Tuesday, April 8, 2014

Mourning Dove

The Mourning Dove is a frequent visitor to backyards, and for good reason. It is the most abundant and widespread dove, found in a variety of habitats. 


It is about 12 inches long, with a trim body and small head. The long tail tapers to a point which unique among American doves. The tail feathers are black bordered with white tips. Most obvious is the beige-colored body with black spots on the upper wings and a "pinkish wash" below, with reddish legs and feet.

Males and females are similar in appearance. The male has bright purple-pink patches on the neck and its crown is bluish-gray in color. The female has more brown coloring overall. It is a little smaller than the male.

The call is a mournful oowoo-woo-woo-woo. The bird flies fast on strong wingbeats, sometimes making swift ascents or descents with quick turns or dodges, its pointed tail stretching behind it. Wings produce a fluttering whistle as the bird takes flight.

You can find Mourning Doves at some point in the year in all continental states and into Canada and Mexico. You'll see them perched on telephone wires, on bare grounds or in fields. They only place you may not see them is in dense forests.

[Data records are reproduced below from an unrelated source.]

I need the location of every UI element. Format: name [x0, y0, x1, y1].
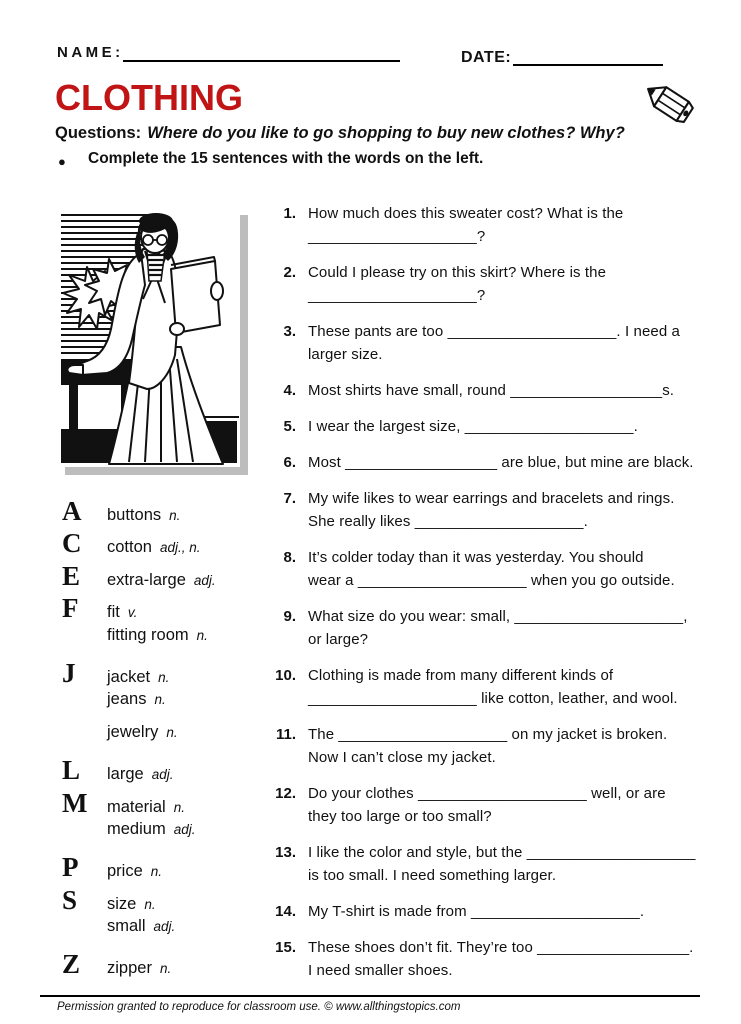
sentence-number: 5.: [283, 418, 296, 435]
questions-text: Where do you like to go shopping to buy new clothes? Why?: [147, 124, 625, 142]
sentence-text-line: they too large or too small?: [308, 808, 492, 825]
sentence-text: [308, 546, 675, 592]
word-text: buttons: [107, 506, 162, 524]
sentence-text: [308, 261, 606, 307]
sentence-item: [270, 546, 715, 592]
sentence-number: 6.: [283, 454, 296, 471]
word-text: jacket: [107, 667, 151, 686]
sentence-text-line: Most __________________ are blue, but mine are black.: [308, 454, 694, 471]
sentence-number: 3.: [283, 323, 296, 340]
sentence-item: [270, 841, 715, 887]
word-list-item: [62, 723, 262, 755]
sentence-text: [308, 202, 623, 248]
sentence-text-line: is too small. I need something larger.: [308, 867, 557, 884]
word-letter: J: [62, 657, 76, 688]
word-letter: A: [62, 496, 82, 526]
sentence-item: [270, 605, 715, 651]
word-part-of-speech: adj.: [151, 767, 174, 783]
word-part-of-speech: n.: [169, 508, 181, 523]
sentence-text-line: She really likes ____________________.: [308, 513, 588, 530]
sentence-text-line: How much does this sweater cost? What is the: [308, 205, 624, 222]
word-text: jeans: [107, 690, 147, 709]
word-letter: S: [62, 884, 78, 915]
word-text: fit: [107, 603, 120, 622]
instruction-text: Complete the 15 sentences with the words on the left.: [88, 150, 484, 167]
sentence-item: [270, 379, 715, 402]
sentence-text-line: larger size.: [308, 346, 383, 363]
word-part-of-speech: n.: [158, 669, 170, 685]
sentence-text: [308, 841, 696, 887]
questions-label: Questions:: [55, 124, 142, 142]
word-list-item: [62, 885, 262, 917]
word-list-item: [62, 658, 262, 690]
date-label: DATE:: [461, 49, 512, 66]
sentence-text-line: These shoes don’t fit. They’re too __________________.: [308, 939, 694, 956]
word-list-item: [62, 593, 262, 625]
sentence-number: 8.: [283, 549, 296, 566]
sentence-text: [308, 487, 675, 533]
sentence-text-line: I like the color and style, but the ____________________: [308, 844, 696, 861]
word-part-of-speech: adj.: [173, 821, 196, 837]
sentence-item: [270, 415, 715, 438]
word-list-item: [62, 852, 262, 884]
word-text: jewelry: [107, 722, 159, 741]
sentence-text: [308, 900, 644, 923]
sentence-number: 10.: [275, 667, 296, 684]
word-part-of-speech: n.: [166, 724, 178, 740]
word-text: small: [107, 917, 146, 936]
bullet-icon: ●: [58, 154, 66, 169]
sentence-number: 7.: [283, 490, 296, 507]
word-list-item: [62, 626, 262, 658]
sentence-text-line: or large?: [308, 631, 369, 648]
sentence-item: [270, 451, 715, 474]
word-letter: P: [62, 852, 79, 883]
word-text: cotton: [107, 538, 152, 557]
sentence-number: 15.: [275, 939, 296, 956]
word-text: fitting room: [107, 625, 189, 644]
word-list-item: [62, 820, 262, 852]
sentence-number: 1.: [283, 205, 296, 222]
sentence-text: [308, 415, 638, 438]
sentence-item: [270, 900, 715, 923]
word-text: medium: [107, 819, 166, 838]
word-list-item: [62, 561, 262, 593]
sentence-number: 13.: [275, 844, 296, 861]
word-letter: C: [62, 528, 82, 559]
word-list-item: [62, 496, 262, 528]
word-letter: Z: [62, 949, 81, 980]
sentence-number: 14.: [275, 903, 296, 920]
word-text: large: [107, 765, 144, 784]
sentence-text-line: ____________________?: [308, 287, 486, 304]
word-part-of-speech: n.: [173, 799, 185, 815]
questions-row: [55, 124, 675, 143]
sentence-text-line: ____________________?: [308, 228, 486, 245]
sentence-number: 4.: [283, 382, 296, 399]
sentence-text-line: The ____________________ on my jacket is broken.: [308, 726, 668, 743]
sentence-item: [270, 936, 715, 982]
sentence-text: [308, 320, 680, 366]
sentence-text: [308, 664, 678, 710]
sentence-text-line: Now I can’t close my jacket.: [308, 749, 496, 766]
date-blank-line[interactable]: [513, 46, 663, 66]
word-list-item: [62, 755, 262, 787]
word-letter: E: [62, 560, 81, 591]
sentence-item: [270, 664, 715, 710]
sentence-text-line: Clothing is made from many different kinds of: [308, 667, 614, 684]
word-list-item: [62, 528, 262, 560]
sentence-number: 12.: [275, 785, 296, 802]
word-part-of-speech: n.: [144, 896, 156, 912]
word-letter: F: [62, 593, 79, 624]
sentence-list: [270, 202, 715, 995]
word-text: material: [107, 797, 166, 816]
page-title: CLOTHING: [55, 77, 243, 118]
word-part-of-speech: n.: [159, 961, 172, 977]
name-blank-line[interactable]: [123, 42, 400, 62]
sentence-text-line: I need smaller shoes.: [308, 962, 453, 979]
word-part-of-speech: adj., n.: [159, 540, 201, 556]
word-text: price: [107, 862, 143, 881]
sentence-text-line: These pants are too ____________________. I need a: [308, 323, 680, 340]
word-list: [62, 496, 262, 982]
sentence-text: [308, 451, 694, 474]
sentence-item: [270, 202, 715, 248]
sentence-text: [308, 723, 667, 769]
sentence-text: [308, 782, 666, 828]
sentence-item: [270, 320, 715, 366]
word-part-of-speech: n.: [150, 864, 163, 880]
word-letter: L: [62, 755, 81, 786]
sentence-item: [270, 782, 715, 828]
sentence-text-line: My T-shirt is made from ____________________.: [308, 903, 645, 920]
name-label: NAME:: [57, 44, 124, 61]
sentence-item: [270, 261, 715, 307]
footer-divider: [40, 995, 700, 997]
word-part-of-speech: n.: [154, 692, 166, 708]
sentence-item: [270, 723, 715, 769]
sentence-text-line: Could I please try on this skirt? Where is the: [308, 264, 607, 281]
sentence-text-line: ____________________ like cotton, leather, and wool.: [308, 690, 678, 707]
sentence-text-line: I wear the largest size, ____________________.: [308, 418, 638, 435]
sentence-text: [308, 379, 674, 402]
word-list-item: [62, 917, 262, 949]
word-text: size: [107, 894, 137, 913]
word-text: extra-large: [107, 570, 186, 589]
word-list-item: [62, 690, 262, 722]
word-list-item: [62, 788, 262, 820]
sentence-text-line: Most shirts have small, round __________________s.: [308, 382, 675, 399]
sentence-text-line: What size do you wear: small, ____________________,: [308, 608, 688, 625]
word-part-of-speech: adj.: [153, 919, 176, 935]
sentence-number: 2.: [283, 264, 296, 281]
sentence-item: [270, 487, 715, 533]
sentence-text-line: My wife likes to wear earrings and bracelets and rings.: [308, 490, 675, 507]
sentence-text: [308, 605, 688, 651]
word-text: zipper: [107, 959, 152, 978]
woman-reading-illustration: [57, 207, 240, 467]
word-part-of-speech: v.: [127, 605, 138, 621]
sentence-text: [308, 936, 693, 982]
sentence-text-line: wear a ____________________ when you go outside.: [308, 572, 675, 589]
word-letter: M: [62, 787, 88, 818]
sentence-number: 9.: [283, 608, 296, 625]
footer-copyright: Permission granted to reproduce for classroom use. © www.allthingstopics.com: [57, 1001, 461, 1013]
instruction-row: [58, 150, 678, 168]
pencil-icon: [636, 76, 700, 128]
sentence-number: 11.: [275, 726, 296, 743]
word-part-of-speech: n.: [196, 627, 208, 643]
sentence-text-line: Do your clothes ____________________ well, or are: [308, 785, 666, 802]
word-list-item: [62, 949, 262, 981]
sentence-text-line: It’s colder today than it was yesterday. You should: [308, 549, 644, 566]
word-part-of-speech: adj.: [193, 572, 216, 588]
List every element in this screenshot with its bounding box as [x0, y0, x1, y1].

Seeds make up 99 percent of the Mourning Dove's diet, including grains and even peanuts, as well as wild grasses, weeds, herbs and occasionally berries. They sometimes eat snails. Mourning Doves eat roughly 12 to 20 percent of their body weight per day! Comparatively, a 180-pound man would need to eat 342 hard boiled eggs each day to match that 20 percent of body weight.

Mourning Doves tend to feed on the ground, but we have all seen them on hanging platform feeders or trying to get on small tube or hopper feeders, too. The birds will swallow seeds and store them in an enlargement of the esophagus, called a crop. Once they have filled it (the record is 17,200 bluegrass seeds in a single crop!), they fly to a safe perch to digest the meal.

Unique among birds, Mourning Doves drink without lifting their heads. Their beak serves as a straw.

Their nests are almost pathetic. They are a flimsy assembly of twigs, pine needles and grass stems about 8 inches long. There is little insulation for the young. So flimsy are the nests that they often fall apart during a strong wind or rainstorm. But they also can have five or six broods a year, incubating one batch of eggs while feeding fledglings. Generally two eggs are laid per brood. Chicks are fed "crop milk" regurgitated from the adults.

They sometimes will use a hanging basket for their nesting site which does the plant in the basket little good. They are persistent; sometimes it is easier to take a hanging basket, plant some spider plants or ivy, and just give it over to the birds.

The Mourning Dove is the most abundant game bird in North America. Every year hunters harvest more than 20 million birds, but the Mourning Dove remains one of our most abundant birds, with an estimated population of 350 million. The bird is on the "Least Concern" on the conservation list.